Essa foi, no entanto, a exceção que confirma a regra. Em geral, a análise de atribuição mostra que o aquecimento global tornou os desastres dos últimos anos muito mais prováveis. Ainda não temos estimativas para as últimas séries de desastres ainda em curso, mas parece seguro dizer que esta concatenação global de eventos climáticos extremos teria sido virtualmente impossível sem a mudança climática. E isso é quase certamente apenas a ponta da crise, uma pequena amostra dos muitos desastres que virão.

O que me traz de volta à "politização do clima". Preocupar-se com a crise climática não deveria ser uma questão partidária. Mas é, pelo menos neste país. No ano passado, apenas 22% dos americanos que se diziam de direita em política consideravam a mudança climática uma grande ameaça; a lacuna esquerda-direita aqui era muito maior do que em outros países. E apenas nos EUA você vê coisas como os republicanos do Texas tentando ativamente minar o crescente setor de energia renovável de seu próprio estado.

O notável sobre a negação do clima é que os argumentos não mudaram ao longo dos anos: a mudança climática não está acontecendo; OK, está acontecendo, mas não é uma coisa tão ruim; além disso, fazer qualquer coisa a respeito seria um desastre econômico.

E nenhum desses argumentos é abandonado diante das evidências. Da próxima vez que houver um período de frio em algum lugar dos EUA, os suspeitos de sempre afirmarão mais uma vez que a mudança climática é uma farsa. O espetacular progresso tecnológico em energia renovável, que agora faz com que o caminho para emissões bastante reduzidas pareça mais fácil do que imaginavam os otimistas, não impediu as afirmações de que os custos da política climática do governo Biden serão insustentáveis.

Portanto, não devemos esperar ondas de calor recorde em todo o mundo para acabar com as alegações de que a mudança climática, mesmo que esteja acontecendo, não é grande coisa.
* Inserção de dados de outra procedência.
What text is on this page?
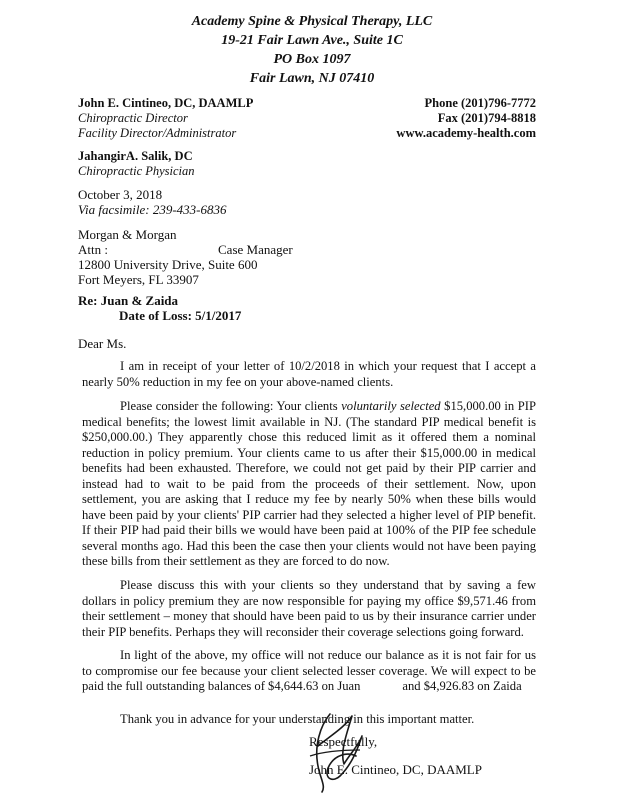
Academy Spine & Physical Therapy, LLC
19-21 Fair Lawn Ave., Suite 1C
PO Box 1097
Fair Lawn, NJ 07410
John E. Cintineo, DC, DAAMLP
Chiropractic Director
Facility Director/Administrator
Phone (201)796-7772
Fax (201)794-8818
www.academy-health.com
JahangirA. Salik, DC
Chiropractic Physician
October 3, 2018
Via facsimile: 239-433-6836
Morgan & Morgan
Attn :	Case Manager
12800 University Drive, Suite 600
Fort Meyers, FL 33907
Re: Juan & Zaida
Date of Loss: 5/1/2017
Dear Ms.
I am in receipt of your letter of 10/2/2018 in which your request that I accept a nearly 50% reduction in my fee on your above-named clients.
Please consider the following: Your clients voluntarily selected $15,000.00 in PIP medical benefits; the lowest limit available in NJ. (The standard PIP medical benefit is $250,000.00.) They apparently chose this reduced limit as it offered them a nominal reduction in policy premium. Your clients came to us after their $15,000.00 in medical benefits had been exhausted. Therefore, we could not get paid by their PIP carrier and instead had to wait to be paid from the proceeds of their settlement. Now, upon settlement, you are asking that I reduce my fee by nearly 50% when these bills would have been paid by your clients' PIP carrier had they selected a higher level of PIP benefit. If their PIP had paid their bills we would have been paid at 100% of the PIP fee schedule several months ago. Had this been the case then your clients would not have been paying these bills from their settlement as they are forced to do now.
Please discuss this with your clients so they understand that by saving a few dollars in policy premium they are now responsible for paying my office $9,571.46 from their settlement – money that should have been paid to us by their insurance carrier under their PIP benefits. Perhaps they will reconsider their coverage selections going forward.
In light of the above, my office will not reduce our balance as it is not fair for us to compromise our fee because your client selected lesser coverage. We will expect to be paid the full outstanding balances of $4,644.63 on Juan	and $4,926.83 on Zaida
Thank you in advance for your understanding in this important matter.
Respectfully,
John E. Cintineo, DC, DAAMLP
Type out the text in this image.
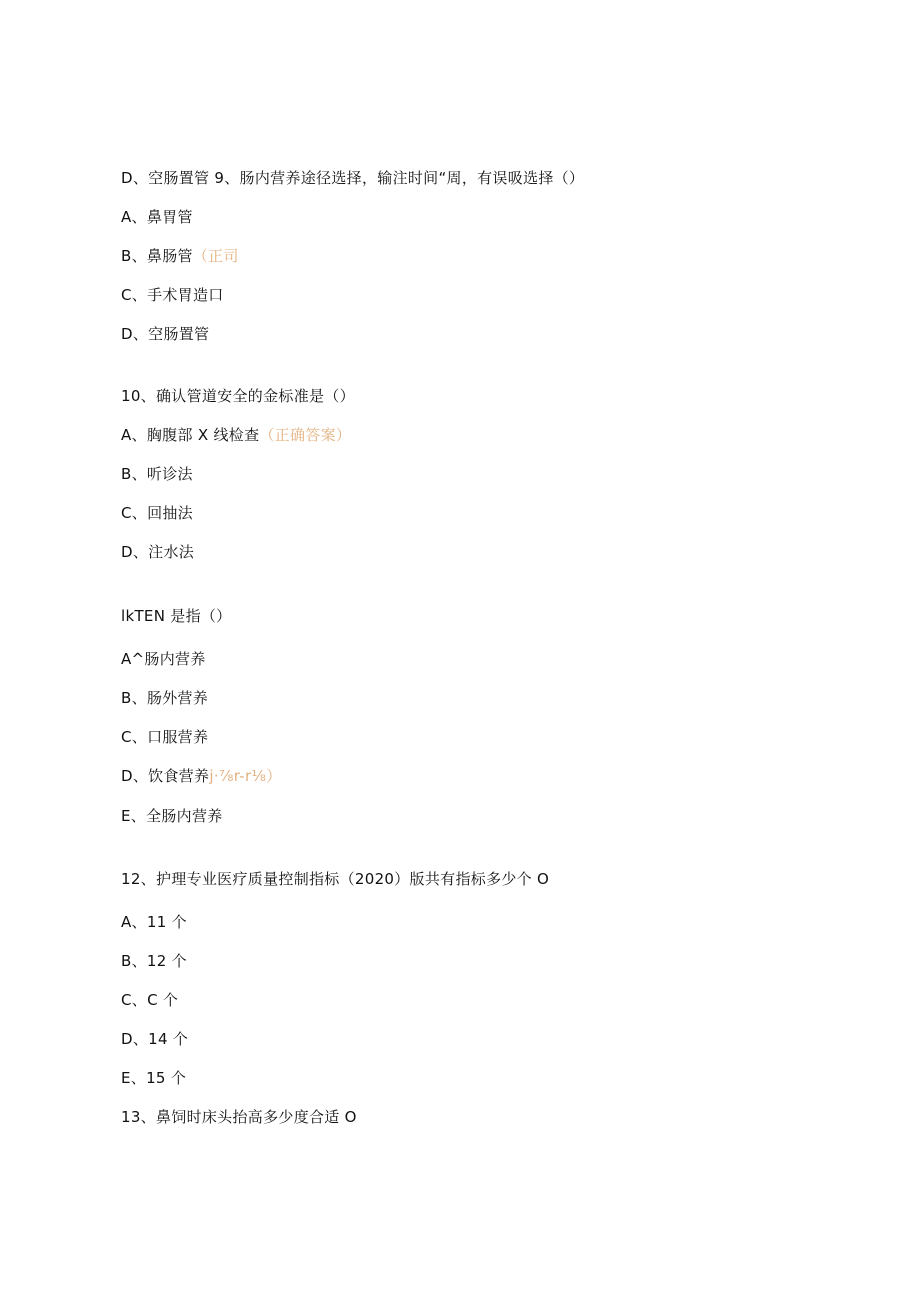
D、空肠置管 9、肠内营养途径选择，输注时间“周，有误吸选择（）
A、鼻胃管
B、鼻肠管（正司
C、手术胃造口
D、空肠置管
10、确认管道安全的金标准是（）
A、胸腹部 X 线检查（正确答案）
B、听诊法
C、回抽法
D、注水法
lkTEN 是指（）
A^肠内营养
B、肠外营养
C、口服营养
D、饮食营养j·⅞r-r⅛）
E、全肠内营养
12、护理专业医疗质量控制指标（2020）版共有指标多少个 O
A、11 个
B、12 个
C、C 个
D、14 个
E、15 个
13、鼻饲时床头抬高多少度合适 O
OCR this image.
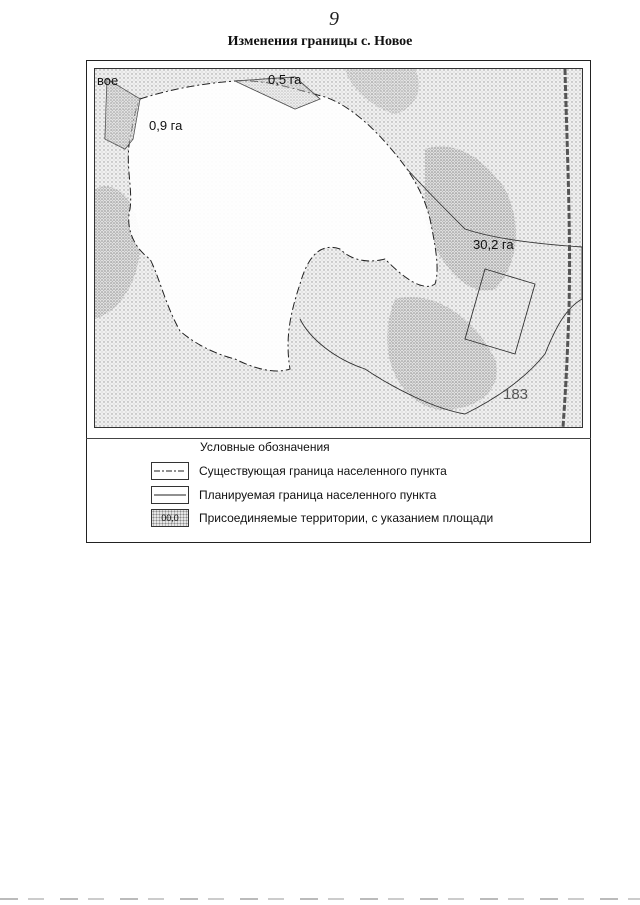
9
Изменения границы с. Новое
вое
0,9 га
0,5 га
30,2 га
183
Условные обозначения
Существующая граница населенного пункта
Планируемая граница населенного пункта
00,0	Присоединяемые территории, с указанием площади
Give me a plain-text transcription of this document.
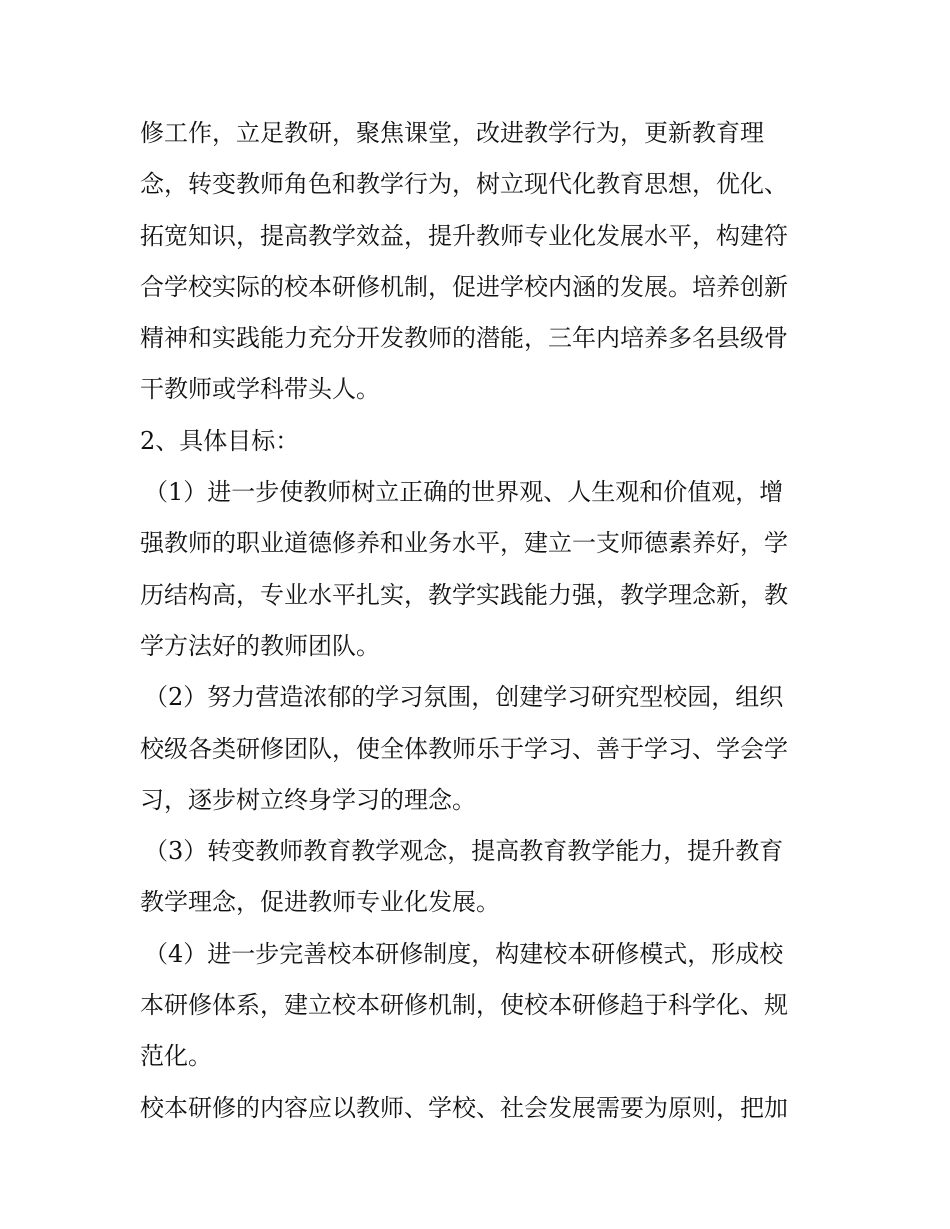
修工作，立足教研，聚焦课堂，改进教学行为，更新教育理
念，转变教师角色和教学行为，树立现代化教育思想，优化、
拓宽知识，提高教学效益，提升教师专业化发展水平，构建符
合学校实际的校本研修机制，促进学校内涵的发展。培养创新
精神和实践能力充分开发教师的潜能，三年内培养多名县级骨
干教师或学科带头人。
2、具体目标：
（1）进一步使教师树立正确的世界观、人生观和价值观，增
强教师的职业道德修养和业务水平，建立一支师德素养好，学
历结构高，专业水平扎实，教学实践能力强，教学理念新，教
学方法好的教师团队。
（2）努力营造浓郁的学习氛围，创建学习研究型校园，组织
校级各类研修团队，使全体教师乐于学习、善于学习、学会学
习，逐步树立终身学习的理念。
（3）转变教师教育教学观念，提高教育教学能力，提升教育
教学理念，促进教师专业化发展。
（4）进一步完善校本研修制度，构建校本研修模式，形成校
本研修体系，建立校本研修机制，使校本研修趋于科学化、规
范化。
校本研修的内容应以教师、学校、社会发展需要为原则，把加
Também não devemos esperar que os republicanos reduzam sua oposição à ação climática, não importa o que aconteça no mundo.

O que isso significa é que, se o Partido Republicano ganhar o controle da Casa Branca e do Congresso no próximo ano, quase certamente tentará desmantelar a série de subsídios à energia verde promulgada pelo governo Biden, que os especialistas acreditam que levará a uma grande redução nas emissões.

Portanto, queiram ou não, o clima é uma questão política. E os americanos devem estar cientes de que é uma das questões mais importantes sobre a qual eles votarão em novembro próximo.